Although there has been "no specific allegation" worthy of being investigated, Di Rita said, the commander of the U.S. Southern Command, who is responsible for the U.S. naval base at Guantanamo on the southeastern corner of Cuba, "has been doing a review of detainee operations" to determine whether there is anything "we should be more focused on."
Di Rita said the Pentagon so far has found nothing to substantiate Newsweek's report last week that, according to unidentified sources, "interrogators, in an attempt to rattle suspects, flushed a [Koran] down a toilet" at the detention facility. Newsweek yesterday formally retracted the story, which had sparked riots in Afghanistan and other countries that left at least 16 people dead.
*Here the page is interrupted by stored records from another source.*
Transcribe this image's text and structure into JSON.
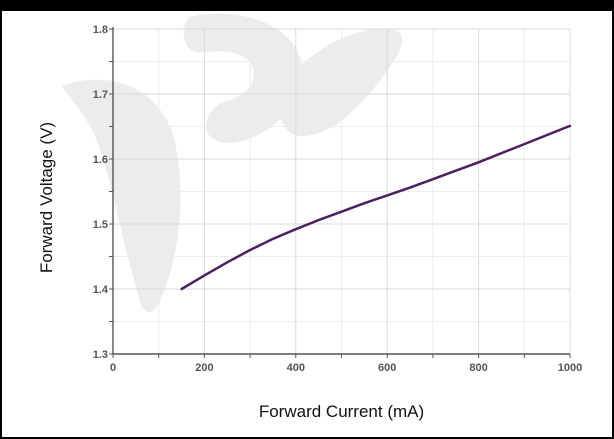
{
  "chart_data": {
    "type": "line",
    "xlabel": "Forward Current (mA)",
    "ylabel": "Forward Voltage (V)",
    "xlim": [
      0,
      1000
    ],
    "ylim": [
      1.3,
      1.8
    ],
    "x_ticks": [
      "0",
      "200",
      "400",
      "600",
      "800",
      "1000"
    ],
    "y_ticks": [
      "1.3",
      "1.4",
      "1.5",
      "1.6",
      "1.7",
      "1.8"
    ],
    "grid": true,
    "line_color": "#4b2060",
    "series": [
      {
        "x": [
          150,
          200,
          250,
          300,
          350,
          400,
          450,
          500,
          550,
          600,
          650,
          700,
          750,
          800,
          850,
          900,
          950,
          1000
        ],
        "y": [
          1.4,
          1.421,
          1.441,
          1.46,
          1.477,
          1.492,
          1.506,
          1.519,
          1.532,
          1.544,
          1.556,
          1.569,
          1.582,
          1.595,
          1.609,
          1.623,
          1.637,
          1.651
        ]
      }
    ]
  }
}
The Pentagon spokesman said uncorroborated log entries at the detention center refer to incidents in which detainees themselves "have, for whatever reason, torn pages from the Koran, et cetera." He said that so far, "the only types of practice that we've seen that correlates to what Newsweek said has to do with what detainees themselves did at Guantanamo."
Air Force Gen. Richard B. Myers, chairman of the Joint Chiefs of Staff, has told reporters that in one unconfirmed Guantanamo log entry, "a detainee was reported by a guard to be ripping pages out of a Koran and putting them in a toilet to stop it up as a protest."
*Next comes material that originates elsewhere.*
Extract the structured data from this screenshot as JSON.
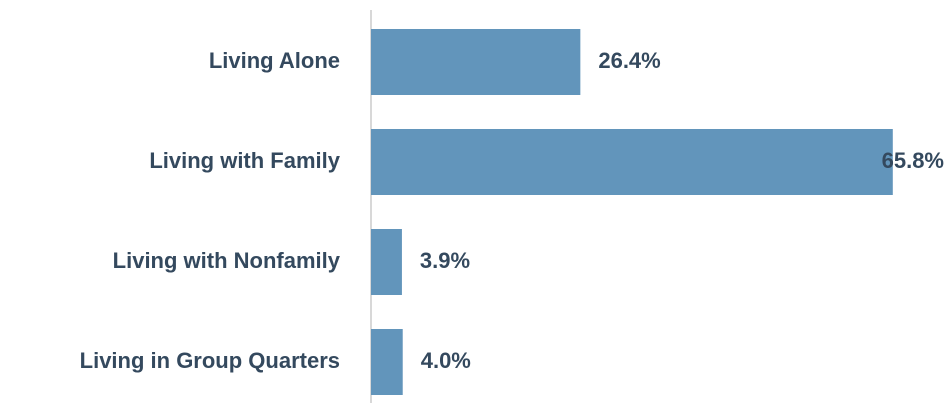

In any case, Di Rita said today, "there is a command philosophy [at Guantanamo] that is clearly one of treating religious items, including the Koran, with a great deal of respect." Nevertheless, he said, there have been instances "where a Koran may have fallen to the floor in the course of searching a cell" and a detainee complained that he was offended.
As for more serious allegations of desecration, Di Rita said, many detainees are members of the al Qaeda terrorist network who "were trained to allege abuse and torture and all manner of other things."
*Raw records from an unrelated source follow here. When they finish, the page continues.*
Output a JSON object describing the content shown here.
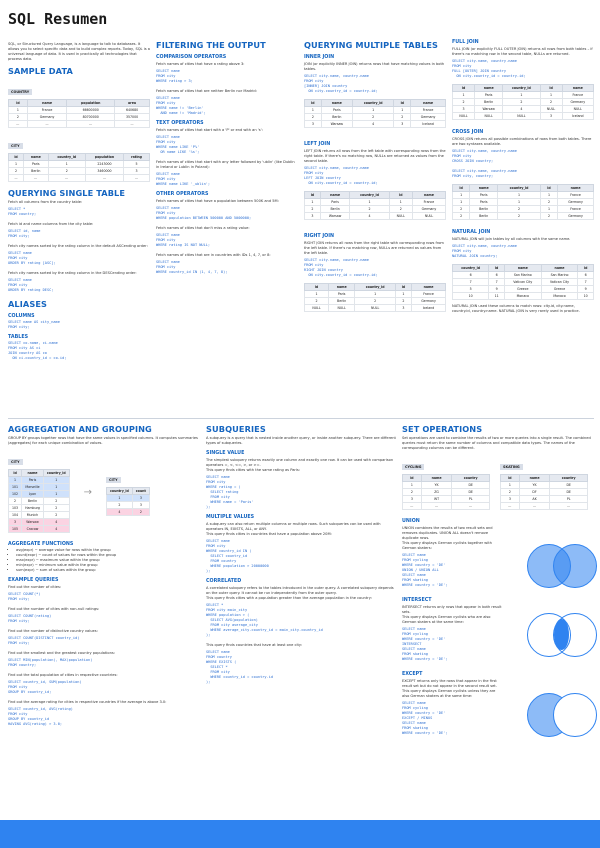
{
  "title": "SQL Resumen",
  "intro": "SQL, or Structured Query Language, is a language to talk to databases. It allows you to select specific data and to build complex reports. Today, SQL is a universal language of data. It is used in practically all technologies that process data.",
  "sample_data": {
    "heading": "SAMPLE DATA",
    "country_caption": "COUNTRY",
    "country_cols": [
      "id",
      "name",
      "population",
      "area"
    ],
    "country_rows": [
      [
        "1",
        "France",
        "66600000",
        "640680"
      ],
      [
        "2",
        "Germany",
        "80700000",
        "357000"
      ],
      [
        "...",
        "...",
        "...",
        "..."
      ]
    ],
    "city_caption": "CITY",
    "city_cols": [
      "id",
      "name",
      "country_id",
      "population",
      "rating"
    ],
    "city_rows": [
      [
        "1",
        "Paris",
        "1",
        "2243000",
        "5"
      ],
      [
        "2",
        "Berlin",
        "2",
        "3460000",
        "3"
      ],
      [
        "...",
        "...",
        "...",
        "...",
        "..."
      ]
    ]
  },
  "single_table": {
    "heading": "QUERYING SINGLE TABLE",
    "t1": "Fetch all columns from the country table:",
    "c1": "SELECT *\nFROM country;",
    "t2": "Fetch id and name columns from the city table:",
    "c2": "SELECT id, name\nFROM city;",
    "t3": "Fetch city names sorted by the rating column in the default ASCending order:",
    "c3": "SELECT name\nFROM city\nORDER BY rating [ASC];",
    "t4": "Fetch city names sorted by the rating column in the DESCending order:",
    "c4": "SELECT name\nFROM city\nORDER BY rating DESC;"
  },
  "aliases": {
    "heading": "ALIASES",
    "columns_label": "COLUMNS",
    "columns_code": "SELECT name AS city_name\nFROM city;",
    "tables_label": "TABLES",
    "tables_code": "SELECT co.name, ci.name\nFROM city AS ci\nJOIN country AS co\n  ON ci.country_id = co.id;"
  },
  "filtering": {
    "heading": "FILTERING THE OUTPUT",
    "cmp_label": "COMPARISON OPERATORS",
    "t1": "Fetch names of cities that have a rating above 3:",
    "c1": "SELECT name\nFROM city\nWHERE rating > 3;",
    "t2": "Fetch names of cities that are neither Berlin nor Madrid:",
    "c2": "SELECT name\nFROM city\nWHERE name != 'Berlin'\n  AND name != 'Madrid';",
    "text_label": "TEXT OPERATORS",
    "t3": "Fetch names of cities that start with a 'P' or end with an 's':",
    "c3": "SELECT name\nFROM city\nWHERE name LIKE 'P%'\n  OR name LIKE '%s';",
    "t4": "Fetch names of cities that start with any letter followed by 'ublin' (like Dublin in Ireland or Lublin in Poland):",
    "c4": "SELECT name\nFROM city\nWHERE name LIKE '_ublin';",
    "other_label": "OTHER OPERATORS",
    "t5": "Fetch names of cities that have a population between 500K and 5M:",
    "c5": "SELECT name\nFROM city\nWHERE population BETWEEN 500000 AND 5000000;",
    "t6": "Fetch names of cities that don't miss a rating value:",
    "c6": "SELECT name\nFROM city\nWHERE rating IS NOT NULL;",
    "t7": "Fetch names of cities that are in countries with IDs 1, 4, 7, or 8:",
    "c7": "SELECT name\nFROM city\nWHERE country_id IN (1, 4, 7, 8);"
  },
  "multiple": {
    "heading": "QUERYING MULTIPLE TABLES",
    "inner_label": "INNER JOIN",
    "inner_text": "JOIN (or explicitly INNER JOIN) returns rows that have matching values in both tables.",
    "inner_code": "SELECT city.name, country.name\nFROM city\n[INNER] JOIN country\n  ON city.country_id = country.id;",
    "inner_cols": [
      "id",
      "name",
      "country_id",
      "id",
      "name"
    ],
    "inner_rows": [
      [
        "1",
        "Paris",
        "1",
        "1",
        "France"
      ],
      [
        "2",
        "Berlin",
        "2",
        "2",
        "Germany"
      ],
      [
        "3",
        "Warsaw",
        "4",
        "3",
        "Iceland"
      ]
    ],
    "city_cap": "CITY",
    "country_cap": "COUNTRY",
    "left_label": "LEFT JOIN",
    "left_text": "LEFT JOIN returns all rows from the left table with corresponding rows from the right table. If there's no matching row, NULLs are returned as values from the second table.",
    "left_code": "SELECT city.name, country.name\nFROM city\nLEFT JOIN country\n  ON city.country_id = country.id;",
    "left_rows": [
      [
        "1",
        "Paris",
        "1",
        "1",
        "France"
      ],
      [
        "2",
        "Berlin",
        "2",
        "2",
        "Germany"
      ],
      [
        "3",
        "Warsaw",
        "4",
        "NULL",
        "NULL"
      ]
    ],
    "right_label": "RIGHT JOIN",
    "right_text": "RIGHT JOIN returns all rows from the right table with corresponding rows from the left table. If there's no matching row, NULLs are returned as values from the left table.",
    "right_code": "SELECT city.name, country.name\nFROM city\nRIGHT JOIN country\n  ON city.country_id = country.id;",
    "right_rows": [
      [
        "1",
        "Paris",
        "1",
        "1",
        "France"
      ],
      [
        "2",
        "Berlin",
        "2",
        "2",
        "Germany"
      ],
      [
        "NULL",
        "NULL",
        "NULL",
        "3",
        "Iceland"
      ]
    ]
  },
  "full": {
    "heading": "FULL JOIN",
    "text": "FULL JOIN (or explicitly FULL OUTER JOIN) returns all rows from both tables – if there's no matching row in the second table, NULLs are returned.",
    "code": "SELECT city.name, country.name\nFROM city\nFULL [OUTER] JOIN country\n  ON city.country_id = country.id;",
    "rows": [
      [
        "1",
        "Paris",
        "1",
        "1",
        "France"
      ],
      [
        "2",
        "Berlin",
        "2",
        "2",
        "Germany"
      ],
      [
        "3",
        "Warsaw",
        "4",
        "NULL",
        "NULL"
      ],
      [
        "NULL",
        "NULL",
        "NULL",
        "3",
        "Iceland"
      ]
    ]
  },
  "cross": {
    "heading": "CROSS JOIN",
    "text": "CROSS JOIN returns all possible combinations of rows from both tables. There are two syntaxes available.",
    "code1": "SELECT city.name, country.name\nFROM city\nCROSS JOIN country;",
    "code2": "SELECT city.name, country.name\nFROM city, country;",
    "rows": [
      [
        "1",
        "Paris",
        "1",
        "1",
        "France"
      ],
      [
        "1",
        "Paris",
        "1",
        "2",
        "Germany"
      ],
      [
        "2",
        "Berlin",
        "2",
        "1",
        "France"
      ],
      [
        "2",
        "Berlin",
        "2",
        "2",
        "Germany"
      ]
    ]
  },
  "natural": {
    "heading": "NATURAL JOIN",
    "text": "NATURAL JOIN will join tables by all columns with the same name.",
    "code": "SELECT city.name, country.name\nFROM city\nNATURAL JOIN country;",
    "cols": [
      "country_id",
      "id",
      "name",
      "name",
      "id"
    ],
    "rows": [
      [
        "6",
        "6",
        "San Marino",
        "San Marino",
        "6"
      ],
      [
        "7",
        "7",
        "Vatican City",
        "Vatican City",
        "7"
      ],
      [
        "5",
        "9",
        "Greece",
        "Greece",
        "9"
      ],
      [
        "10",
        "11",
        "Monaco",
        "Monaco",
        "10"
      ]
    ],
    "text2": "NATURAL JOIN used these columns to match rows: city.id, city.name, country.id, country.name. NATURAL JOIN is very rarely used in practice."
  },
  "aggregation": {
    "heading": "AGGREGATION AND GROUPING",
    "text": "GROUP BY groups together rows that have the same values in specified columns. It computes summaries (aggregates) for each unique combination of values.",
    "city_cap": "CITY",
    "cols": [
      "id",
      "name",
      "country_id"
    ],
    "rows": [
      [
        "1",
        "Paris",
        "1"
      ],
      [
        "101",
        "Marseille",
        "1"
      ],
      [
        "102",
        "Lyon",
        "1"
      ],
      [
        "2",
        "Berlin",
        "2"
      ],
      [
        "103",
        "Hamburg",
        "2"
      ],
      [
        "104",
        "Munich",
        "2"
      ],
      [
        "3",
        "Warsaw",
        "4"
      ],
      [
        "105",
        "Cracow",
        "4"
      ]
    ],
    "res_cols": [
      "country_id",
      "count"
    ],
    "res_rows": [
      [
        "1",
        "3"
      ],
      [
        "2",
        "3"
      ],
      [
        "4",
        "2"
      ]
    ],
    "funcs_label": "AGGREGATE FUNCTIONS",
    "funcs": [
      "avg(expr) − average value for rows within the group",
      "count(expr) − count of values for rows within the group",
      "max(expr) − maximum value within the group",
      "min(expr) − minimum value within the group",
      "sum(expr) − sum of values within the group"
    ],
    "ex_label": "EXAMPLE QUERIES",
    "e1": "Find out the number of cities:",
    "q1": "SELECT COUNT(*)\nFROM city;",
    "e2": "Find out the number of cities with non-null ratings:",
    "q2": "SELECT COUNT(rating)\nFROM city;",
    "e3": "Find out the number of distinctive country values:",
    "q3": "SELECT COUNT(DISTINCT country_id)\nFROM city;",
    "e4": "Find out the smallest and the greatest country populations:",
    "q4": "SELECT MIN(population), MAX(population)\nFROM country;",
    "e5": "Find out the total population of cities in respective countries:",
    "q5": "SELECT country_id, SUM(population)\nFROM city\nGROUP BY country_id;",
    "e6": "Find out the average rating for cities in respective countries if the average is above 3.0:",
    "q6": "SELECT country_id, AVG(rating)\nFROM city\nGROUP BY country_id\nHAVING AVG(rating) > 3.0;"
  },
  "subqueries": {
    "heading": "SUBQUERIES",
    "text": "A subquery is a query that is nested inside another query, or inside another subquery. There are different types of subqueries.",
    "single_label": "SINGLE VALUE",
    "single_text": "The simplest subquery returns exactly one column and exactly one row. It can be used with comparison operators =, <, <=, >, or >=.\nThis query finds cities with the same rating as Paris:",
    "single_code": "SELECT name\nFROM city\nWHERE rating = (\n  SELECT rating\n  FROM city\n  WHERE name = 'Paris'\n);",
    "multi_label": "MULTIPLE VALUES",
    "multi_text": "A subquery can also return multiple columns or multiple rows. Such subqueries can be used with operators IN, EXISTS, ALL, or ANY.\nThis query finds cities in countries that have a population above 20M:",
    "multi_code": "SELECT name\nFROM city\nWHERE country_id IN (\n  SELECT country_id\n  FROM country\n  WHERE population > 20000000\n);",
    "corr_label": "CORRELATED",
    "corr_text": "A correlated subquery refers to the tables introduced in the outer query. A correlated subquery depends on the outer query. It cannot be run independently from the outer query.\nThis query finds cities with a population greater than the average population in the country:",
    "corr_code": "SELECT *\nFROM city main_city\nWHERE population > (\n  SELECT AVG(population)\n  FROM city average_city\n  WHERE average_city.country_id = main_city.country_id\n);",
    "corr_text2": "This query finds countries that have at least one city:",
    "corr_code2": "SELECT name\nFROM country\nWHERE EXISTS (\n  SELECT *\n  FROM city\n  WHERE country_id = country.id\n);"
  },
  "set_ops": {
    "heading": "SET OPERATIONS",
    "text": "Set operations are used to combine the results of two or more queries into a single result. The combined queries must return the same number of columns and compatible data types. The names of the corresponding columns can be different.",
    "cycling_cap": "CYCLING",
    "skating_cap": "SKATING",
    "cols": [
      "id",
      "name",
      "country"
    ],
    "cycling_rows": [
      [
        "1",
        "YK",
        "DE"
      ],
      [
        "2",
        "ZG",
        "DE"
      ],
      [
        "3",
        "WT",
        "PL"
      ],
      [
        "...",
        "...",
        "..."
      ]
    ],
    "skating_rows": [
      [
        "1",
        "YK",
        "DE"
      ],
      [
        "2",
        "DF",
        "DE"
      ],
      [
        "3",
        "AK",
        "PL"
      ],
      [
        "...",
        "...",
        "..."
      ]
    ],
    "union_label": "UNION",
    "union_text": "UNION combines the results of two result sets and removes duplicates. UNION ALL doesn't remove duplicate rows.\nThis query displays German cyclists together with German skaters:",
    "union_code": "SELECT name\nFROM cycling\nWHERE country = 'DE'\nUNION / UNION ALL\nSELECT name\nFROM skating\nWHERE country = 'DE';",
    "intersect_label": "INTERSECT",
    "intersect_text": "INTERSECT returns only rows that appear in both result sets.\nThis query displays German cyclists who are also German skaters at the same time:",
    "intersect_code": "SELECT name\nFROM cycling\nWHERE country = 'DE'\nINTERSECT\nSELECT name\nFROM skating\nWHERE country = 'DE';",
    "except_label": "EXCEPT",
    "except_text": "EXCEPT returns only the rows that appear in the first result set but do not appear in the second result set.\nThis query displays German cyclists unless they are also German skaters at the same time:",
    "except_code": "SELECT name\nFROM cycling\nWHERE country = 'DE'\nEXCEPT / MINUS\nSELECT name\nFROM skating\nWHERE country = 'DE';"
  },
  "colors": {
    "accent": "#1565c0",
    "code": "#2d6fd1",
    "footer": "#2f83f0"
  }
}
If the Pentagon were to receive a solid claim that the Koran was desecrated by military personnel, "we would take it quite seriously," Di Rita said. "But we've not seen specific, credible allegations."
Instead, "what we've seen are incidental log entries that suggest that either detainees themselves have done something untoward with the Koran or there have been inadvertent mishandlings of the Koran," he said. "And we're trying to review those to better understand them. This is not an investigation, per se. It's to review practices and make sure practices are appropriate."
In a separate briefing at the White House, presidential spokesman Scott McClellan complained, "This report, which Newsweek has now retracted and said was wrong, has had serious consequences. . . . There is lasting damage to our image because of this report. And we would encourage Newsweek to do all that they can to help repair the damage that has been done, particularly in the region."
McClellan said the magazine "can do that by talking about the way they got this wrong and pointing out what the policies and practices of the United States military are when it comes to the handling of the holy Koran." He called on Newsweek to point out that the U.S. military has "put in place policies and procedures to make sure that the Koran . . . is handled with the utmost care and respect."
Noting that "some have taken this report and exploited it and used it to incite violence," McClellan said, "I think Newsweek recognizes the responsibility they have. We appreciate the step that they took by retracting the story. Now we would encourage them to move forward and do all that they can to help repair the damage that has been done by this report."
In response to questions, McClellan said that "it's not my position to get into telling people what they can and cannot report."